“Suffering teaches us gratitude. Normally we take love and friendship for granted. But in seasons of suffering we throw ourselves on others and appreciate the gifts that our loved ones offer. Suffering puts you in solidarity with others who suffer. It makes you more sympathetic to those who share this or some other sort of pain. In this way it tenderizes the heart.Suffering calls for a response. None of us can avoid suffering, but we can all choose how we respond to it. … Many people respond to pain by practicing generosity.”
-David Brooks, The Second Mountain
During this incredibly challenging time, a time of collective suffering if you will, the hope, inspiration, generosity and service of our public school teachers, staff and administrators has been nothing short of remarkable.
This is no doubt a terrible time for our nation, for humanity, for our local communities, for our economy and certainly for our children. We don’t know yet to what extent this will unfold, but we know it is a tragedy. There is no sugarcoating it.

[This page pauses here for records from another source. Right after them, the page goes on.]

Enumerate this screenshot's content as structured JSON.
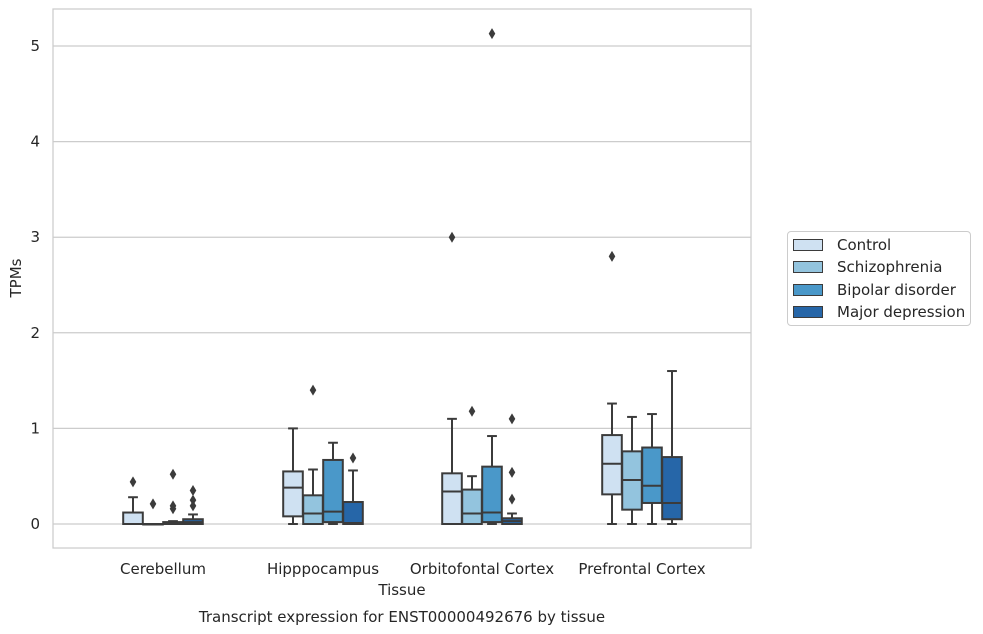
{
  "chart_data": {
    "type": "box",
    "title": "",
    "caption": "Transcript expression for ENST00000492676 by tissue",
    "xlabel": "Tissue",
    "ylabel": "TPMs",
    "ylim": [
      -0.25,
      5.4
    ],
    "yticks": [
      0,
      1,
      2,
      3,
      4,
      5
    ],
    "grid": "horizontal",
    "legend_position": "right",
    "categories": [
      "Cerebellum",
      "Hipppocampus",
      "Orbitofontal Cortex",
      "Prefrontal Cortex"
    ],
    "series": [
      {
        "name": "Control",
        "color": "#cfe1f2",
        "boxes": [
          {
            "whislo": 0,
            "q1": 0,
            "med": 0,
            "q3": 0.12,
            "whishi": 0.28,
            "fliers": [
              0.44
            ]
          },
          {
            "whislo": 0,
            "q1": 0.08,
            "med": 0.38,
            "q3": 0.55,
            "whishi": 1.0,
            "fliers": []
          },
          {
            "whislo": 0,
            "q1": 0,
            "med": 0.34,
            "q3": 0.53,
            "whishi": 1.1,
            "fliers": [
              3.0
            ]
          },
          {
            "whislo": 0,
            "q1": 0.31,
            "med": 0.63,
            "q3": 0.93,
            "whishi": 1.26,
            "fliers": [
              2.8
            ]
          }
        ]
      },
      {
        "name": "Schizophrenia",
        "color": "#93c4de",
        "boxes": [
          {
            "whislo": 0,
            "q1": 0,
            "med": 0,
            "q3": 0,
            "whishi": 0,
            "fliers": [
              0.21
            ]
          },
          {
            "whislo": 0,
            "q1": 0,
            "med": 0.11,
            "q3": 0.3,
            "whishi": 0.57,
            "fliers": [
              1.4
            ]
          },
          {
            "whislo": 0,
            "q1": 0,
            "med": 0.11,
            "q3": 0.36,
            "whishi": 0.5,
            "fliers": [
              1.18
            ]
          },
          {
            "whislo": 0,
            "q1": 0.15,
            "med": 0.46,
            "q3": 0.76,
            "whishi": 1.12,
            "fliers": []
          }
        ]
      },
      {
        "name": "Bipolar disorder",
        "color": "#4a98c9",
        "boxes": [
          {
            "whislo": 0,
            "q1": 0,
            "med": 0.01,
            "q3": 0.02,
            "whishi": 0.03,
            "fliers": [
              0.52,
              0.19,
              0.16
            ]
          },
          {
            "whislo": 0,
            "q1": 0.02,
            "med": 0.13,
            "q3": 0.67,
            "whishi": 0.85,
            "fliers": []
          },
          {
            "whislo": 0,
            "q1": 0.02,
            "med": 0.12,
            "q3": 0.6,
            "whishi": 0.92,
            "fliers": [
              5.13
            ]
          },
          {
            "whislo": 0,
            "q1": 0.22,
            "med": 0.4,
            "q3": 0.8,
            "whishi": 1.15,
            "fliers": []
          }
        ]
      },
      {
        "name": "Major depression",
        "color": "#2666a8",
        "boxes": [
          {
            "whislo": 0,
            "q1": 0,
            "med": 0.02,
            "q3": 0.05,
            "whishi": 0.1,
            "fliers": [
              0.35,
              0.25,
              0.19
            ]
          },
          {
            "whislo": 0,
            "q1": 0,
            "med": 0.01,
            "q3": 0.23,
            "whishi": 0.56,
            "fliers": [
              0.69
            ]
          },
          {
            "whislo": 0,
            "q1": 0,
            "med": 0.03,
            "q3": 0.06,
            "whishi": 0.11,
            "fliers": [
              1.1,
              0.54,
              0.26
            ]
          },
          {
            "whislo": 0,
            "q1": 0.05,
            "med": 0.22,
            "q3": 0.7,
            "whishi": 1.6,
            "fliers": []
          }
        ]
      }
    ]
  }
}
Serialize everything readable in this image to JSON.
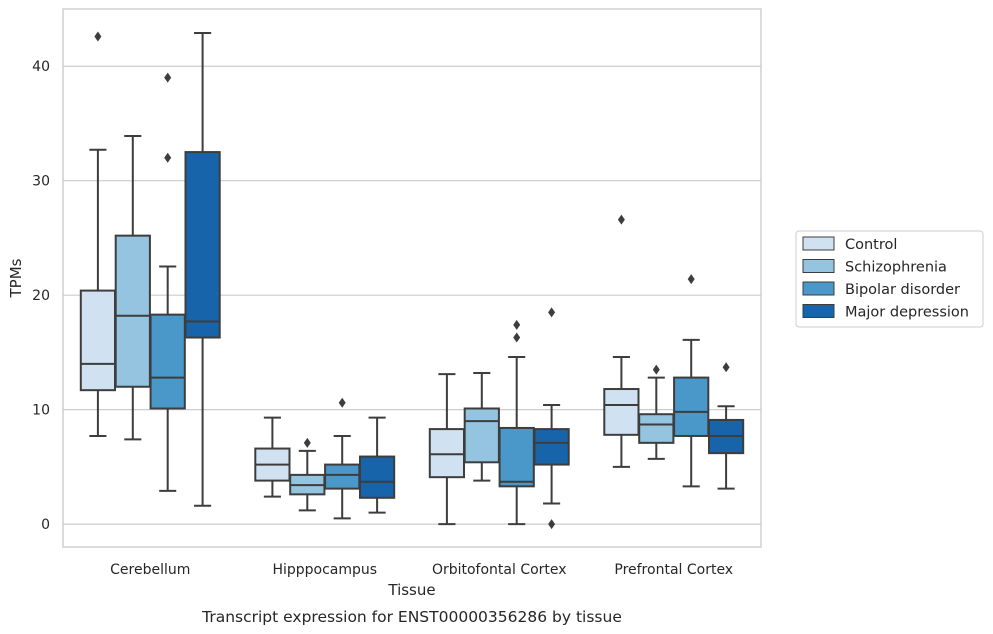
{
  "chart_data": {
    "type": "box",
    "caption": "Transcript expression for ENST00000356286 by tissue",
    "xlabel": "Tissue",
    "ylabel": "TPMs",
    "ylim": [
      -2,
      45
    ],
    "yticks": [
      0,
      10,
      20,
      30,
      40
    ],
    "grid": true,
    "legend_position": "right-outside",
    "categories": [
      "Cerebellum",
      "Hipppocampus",
      "Orbitofontal Cortex",
      "Prefrontal Cortex"
    ],
    "series": [
      {
        "name": "Control",
        "color": "#d0e1f2",
        "boxes": [
          {
            "whislo": 7.7,
            "q1": 11.7,
            "med": 14.0,
            "q3": 20.4,
            "whishi": 32.7,
            "fliers": [
              42.6
            ]
          },
          {
            "whislo": 2.4,
            "q1": 3.8,
            "med": 5.2,
            "q3": 6.6,
            "whishi": 9.3,
            "fliers": []
          },
          {
            "whislo": 0.0,
            "q1": 4.1,
            "med": 6.1,
            "q3": 8.3,
            "whishi": 13.1,
            "fliers": []
          },
          {
            "whislo": 5.0,
            "q1": 7.8,
            "med": 10.4,
            "q3": 11.8,
            "whishi": 14.6,
            "fliers": [
              26.6
            ]
          }
        ]
      },
      {
        "name": "Schizophrenia",
        "color": "#94c4df",
        "boxes": [
          {
            "whislo": 7.4,
            "q1": 12.0,
            "med": 18.2,
            "q3": 25.2,
            "whishi": 33.9,
            "fliers": []
          },
          {
            "whislo": 1.2,
            "q1": 2.6,
            "med": 3.4,
            "q3": 4.3,
            "whishi": 6.4,
            "fliers": [
              7.1
            ]
          },
          {
            "whislo": 3.8,
            "q1": 5.4,
            "med": 9.0,
            "q3": 10.1,
            "whishi": 13.2,
            "fliers": []
          },
          {
            "whislo": 5.7,
            "q1": 7.1,
            "med": 8.7,
            "q3": 9.6,
            "whishi": 12.8,
            "fliers": [
              13.5
            ]
          }
        ]
      },
      {
        "name": "Bipolar disorder",
        "color": "#4a98c9",
        "boxes": [
          {
            "whislo": 2.9,
            "q1": 10.1,
            "med": 12.8,
            "q3": 18.3,
            "whishi": 22.5,
            "fliers": [
              32.0,
              39.0
            ]
          },
          {
            "whislo": 0.5,
            "q1": 3.1,
            "med": 4.3,
            "q3": 5.2,
            "whishi": 7.7,
            "fliers": [
              10.6
            ]
          },
          {
            "whislo": 0.0,
            "q1": 3.3,
            "med": 3.7,
            "q3": 8.4,
            "whishi": 14.6,
            "fliers": [
              16.3,
              17.4
            ]
          },
          {
            "whislo": 3.3,
            "q1": 7.7,
            "med": 9.8,
            "q3": 12.8,
            "whishi": 16.1,
            "fliers": [
              21.4
            ]
          }
        ]
      },
      {
        "name": "Major depression",
        "color": "#1764ab",
        "boxes": [
          {
            "whislo": 1.6,
            "q1": 16.3,
            "med": 17.7,
            "q3": 32.5,
            "whishi": 42.9,
            "fliers": []
          },
          {
            "whislo": 1.0,
            "q1": 2.3,
            "med": 3.7,
            "q3": 5.9,
            "whishi": 9.3,
            "fliers": []
          },
          {
            "whislo": 1.8,
            "q1": 5.2,
            "med": 7.1,
            "q3": 8.3,
            "whishi": 10.4,
            "fliers": [
              0.0,
              18.5
            ]
          },
          {
            "whislo": 3.1,
            "q1": 6.2,
            "med": 7.7,
            "q3": 9.1,
            "whishi": 10.3,
            "fliers": [
              13.7
            ]
          }
        ]
      }
    ]
  }
}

Yet, through such tragedy and suffering, there is much hope. In a world of abundance, we have often taken too many things for granted. And for far too many years, people have been so divided in so many ways.
But COVID-19 doesn’t discriminate. It treats us as one, and our response, therefore, must be as one. To the degree that we find solidarity in this crisis as humans, recognize the inspiration of our teachers and public schools and first responders, become a more sympathetic and compassionate world, and demonstrate generosity of heart and service, we will find the hope and strength to persevere.
Thank you for rising to the occasion, and for your generous, servant hearts. You tenderize our hearts and fill us all with such hope.